Il regista consegna nove ore di girato, ma il documentario si rivela un boomerang in quanto "avrebbe violato gli accordi contrattuali"

Il documentario di Netflix su Prince non deve uscire. Deve averla combinata grossa il regista Ezra Edelman, in passato autore di “O.J: Made in America”, nei quattro anni passati a mettersi insieme i pezzi di un documentario in sei parti sul cantante di Minneapolis morto nel 2016 a soli 57 anni.

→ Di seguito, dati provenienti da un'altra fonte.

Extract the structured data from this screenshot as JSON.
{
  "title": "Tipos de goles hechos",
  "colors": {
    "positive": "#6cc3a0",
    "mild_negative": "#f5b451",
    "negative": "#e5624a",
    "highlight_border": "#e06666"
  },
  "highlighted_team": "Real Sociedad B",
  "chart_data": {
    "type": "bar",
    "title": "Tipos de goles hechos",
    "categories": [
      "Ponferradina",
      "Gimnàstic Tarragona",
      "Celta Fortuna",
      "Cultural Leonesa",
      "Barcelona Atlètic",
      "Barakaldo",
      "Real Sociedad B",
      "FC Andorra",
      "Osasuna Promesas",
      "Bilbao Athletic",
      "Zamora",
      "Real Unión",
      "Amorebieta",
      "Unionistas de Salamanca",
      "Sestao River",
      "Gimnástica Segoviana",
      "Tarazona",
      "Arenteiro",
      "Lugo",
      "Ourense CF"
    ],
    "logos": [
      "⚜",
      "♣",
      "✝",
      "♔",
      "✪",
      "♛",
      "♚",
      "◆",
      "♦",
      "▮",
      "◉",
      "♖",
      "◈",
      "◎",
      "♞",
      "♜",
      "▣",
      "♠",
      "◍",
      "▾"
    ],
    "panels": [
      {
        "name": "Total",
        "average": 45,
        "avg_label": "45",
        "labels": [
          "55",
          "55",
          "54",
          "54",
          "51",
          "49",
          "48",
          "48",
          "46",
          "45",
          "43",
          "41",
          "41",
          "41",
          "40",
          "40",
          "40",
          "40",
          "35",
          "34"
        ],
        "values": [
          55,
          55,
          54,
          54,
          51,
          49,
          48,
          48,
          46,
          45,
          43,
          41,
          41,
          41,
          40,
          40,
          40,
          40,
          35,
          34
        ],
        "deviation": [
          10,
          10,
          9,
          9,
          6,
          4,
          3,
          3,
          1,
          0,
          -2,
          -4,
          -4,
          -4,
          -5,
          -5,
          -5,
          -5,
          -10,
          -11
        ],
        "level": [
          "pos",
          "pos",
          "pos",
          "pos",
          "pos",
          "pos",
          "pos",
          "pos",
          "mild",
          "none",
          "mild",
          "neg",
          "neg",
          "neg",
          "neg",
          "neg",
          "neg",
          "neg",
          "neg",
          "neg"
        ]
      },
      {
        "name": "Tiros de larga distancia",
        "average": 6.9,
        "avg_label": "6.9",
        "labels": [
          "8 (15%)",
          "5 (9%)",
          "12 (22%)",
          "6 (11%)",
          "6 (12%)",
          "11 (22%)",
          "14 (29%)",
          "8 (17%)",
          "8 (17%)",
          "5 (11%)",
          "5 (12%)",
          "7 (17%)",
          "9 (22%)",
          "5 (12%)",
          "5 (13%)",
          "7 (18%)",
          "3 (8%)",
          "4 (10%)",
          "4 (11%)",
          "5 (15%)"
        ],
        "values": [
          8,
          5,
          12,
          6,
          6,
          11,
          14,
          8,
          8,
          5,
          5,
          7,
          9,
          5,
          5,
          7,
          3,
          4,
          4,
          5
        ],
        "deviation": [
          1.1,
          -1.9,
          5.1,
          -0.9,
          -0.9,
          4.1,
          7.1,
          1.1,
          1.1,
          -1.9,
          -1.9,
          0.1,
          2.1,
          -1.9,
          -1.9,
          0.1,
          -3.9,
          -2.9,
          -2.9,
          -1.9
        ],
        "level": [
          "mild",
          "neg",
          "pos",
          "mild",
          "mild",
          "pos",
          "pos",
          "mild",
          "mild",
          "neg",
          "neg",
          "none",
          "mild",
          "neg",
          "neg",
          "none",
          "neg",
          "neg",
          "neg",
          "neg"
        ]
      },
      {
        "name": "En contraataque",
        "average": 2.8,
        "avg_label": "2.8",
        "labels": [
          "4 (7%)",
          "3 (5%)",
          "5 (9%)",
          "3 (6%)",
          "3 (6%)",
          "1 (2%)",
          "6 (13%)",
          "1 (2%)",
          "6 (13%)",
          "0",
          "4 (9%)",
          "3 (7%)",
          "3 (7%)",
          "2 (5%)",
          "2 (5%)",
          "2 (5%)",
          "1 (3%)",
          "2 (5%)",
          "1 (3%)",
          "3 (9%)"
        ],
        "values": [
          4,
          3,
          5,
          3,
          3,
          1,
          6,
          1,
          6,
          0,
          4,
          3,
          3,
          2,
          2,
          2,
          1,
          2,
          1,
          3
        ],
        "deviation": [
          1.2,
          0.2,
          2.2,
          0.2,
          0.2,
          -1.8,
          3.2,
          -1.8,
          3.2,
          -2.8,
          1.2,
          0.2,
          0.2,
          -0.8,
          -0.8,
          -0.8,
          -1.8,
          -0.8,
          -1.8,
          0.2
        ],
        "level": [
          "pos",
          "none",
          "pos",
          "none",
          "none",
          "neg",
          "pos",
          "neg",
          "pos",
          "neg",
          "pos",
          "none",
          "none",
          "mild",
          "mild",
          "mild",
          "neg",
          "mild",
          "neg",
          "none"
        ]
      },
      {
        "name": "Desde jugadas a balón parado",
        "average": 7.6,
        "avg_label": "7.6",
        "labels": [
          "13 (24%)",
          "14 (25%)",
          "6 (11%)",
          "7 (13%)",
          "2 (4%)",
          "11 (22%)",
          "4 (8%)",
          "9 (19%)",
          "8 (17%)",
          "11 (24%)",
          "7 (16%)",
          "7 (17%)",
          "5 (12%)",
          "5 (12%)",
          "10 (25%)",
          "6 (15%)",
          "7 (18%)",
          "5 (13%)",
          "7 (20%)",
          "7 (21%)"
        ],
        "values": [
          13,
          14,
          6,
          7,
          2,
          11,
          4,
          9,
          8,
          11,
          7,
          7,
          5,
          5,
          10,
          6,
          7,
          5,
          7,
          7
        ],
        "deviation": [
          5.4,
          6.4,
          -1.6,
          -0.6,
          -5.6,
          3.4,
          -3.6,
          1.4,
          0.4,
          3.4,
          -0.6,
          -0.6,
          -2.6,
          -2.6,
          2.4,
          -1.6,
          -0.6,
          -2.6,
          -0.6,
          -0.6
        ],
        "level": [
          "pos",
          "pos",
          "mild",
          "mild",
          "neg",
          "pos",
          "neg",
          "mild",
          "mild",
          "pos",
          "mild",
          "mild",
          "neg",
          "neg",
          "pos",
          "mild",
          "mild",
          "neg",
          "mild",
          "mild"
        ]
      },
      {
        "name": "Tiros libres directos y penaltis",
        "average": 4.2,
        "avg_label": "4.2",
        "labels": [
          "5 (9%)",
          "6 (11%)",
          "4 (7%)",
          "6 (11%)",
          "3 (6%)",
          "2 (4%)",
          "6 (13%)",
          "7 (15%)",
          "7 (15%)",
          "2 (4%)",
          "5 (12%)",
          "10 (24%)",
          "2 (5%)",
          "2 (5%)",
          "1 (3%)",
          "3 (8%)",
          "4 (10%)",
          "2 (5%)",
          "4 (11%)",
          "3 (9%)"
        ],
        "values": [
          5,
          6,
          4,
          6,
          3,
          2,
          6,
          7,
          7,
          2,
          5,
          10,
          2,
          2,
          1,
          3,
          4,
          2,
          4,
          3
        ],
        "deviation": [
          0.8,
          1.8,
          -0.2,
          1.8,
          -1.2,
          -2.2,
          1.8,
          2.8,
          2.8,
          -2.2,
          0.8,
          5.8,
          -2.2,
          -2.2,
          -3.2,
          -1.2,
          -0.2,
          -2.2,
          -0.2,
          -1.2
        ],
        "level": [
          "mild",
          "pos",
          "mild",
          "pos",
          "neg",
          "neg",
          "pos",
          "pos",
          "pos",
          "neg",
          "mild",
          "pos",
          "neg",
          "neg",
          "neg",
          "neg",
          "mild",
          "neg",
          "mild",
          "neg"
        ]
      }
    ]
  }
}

Come hanno riportato Variety e Puck (oramai sito molto valido in merito a tematiche sull’audiovisivo) i rappresentati del patrimonio del defunto Prince hanno bloccato tutto. Troppe “drammatiche” inesattezze fattuali e rappresentazioni “sensazionalistiche” di alcuni fatti della sua vita. Edelman aveva addirittura consegnato una versione finale da nove ore diventato poi un boomerang, in quanto avrebbe violato gli accordi contrattuali. Violazione che avrebbe comportato la non autorizzazione per l’uso dei diritti musicali nel documentario.

Insomma, un film su Prince senza una nota di un suo brano che uno da ascoltare. In base a un contratto del 2018 tra Netflix e Comerica Bank – esecutore provvisorio del patrimonio di Prince – Edelman aveva sostituito la regista Ava DuVernay e aveva avuto accesso illimitato agli archivi del cantante.

Su Puck viene segnalato che il prodotto finale sia stato mostrato ad entrambe le fazioni in causa e che le inesattezze subito rilevate dai rappresentanti di Comerica Bank non riguardino però “rivelazioni sull’uso di droghe o questioni sessuali”. Il regista si sarebbe comunque difeso dalle accuse, sostenendo che è difficile dire la verità su qualcuno visto che parlando con le persone che lo conoscevano ognuna sosteneva una cosa diversa su di lui: “Come puoi dire la verità su qualcuno che non ha mai detto la verità su se stesso?”.

Insomma, il problema sembra un altro: gli aventi a diritto – scrivono Puck e Variety – temono che il documentario non mostrasse una versione di Prince “sufficientemente positiva”.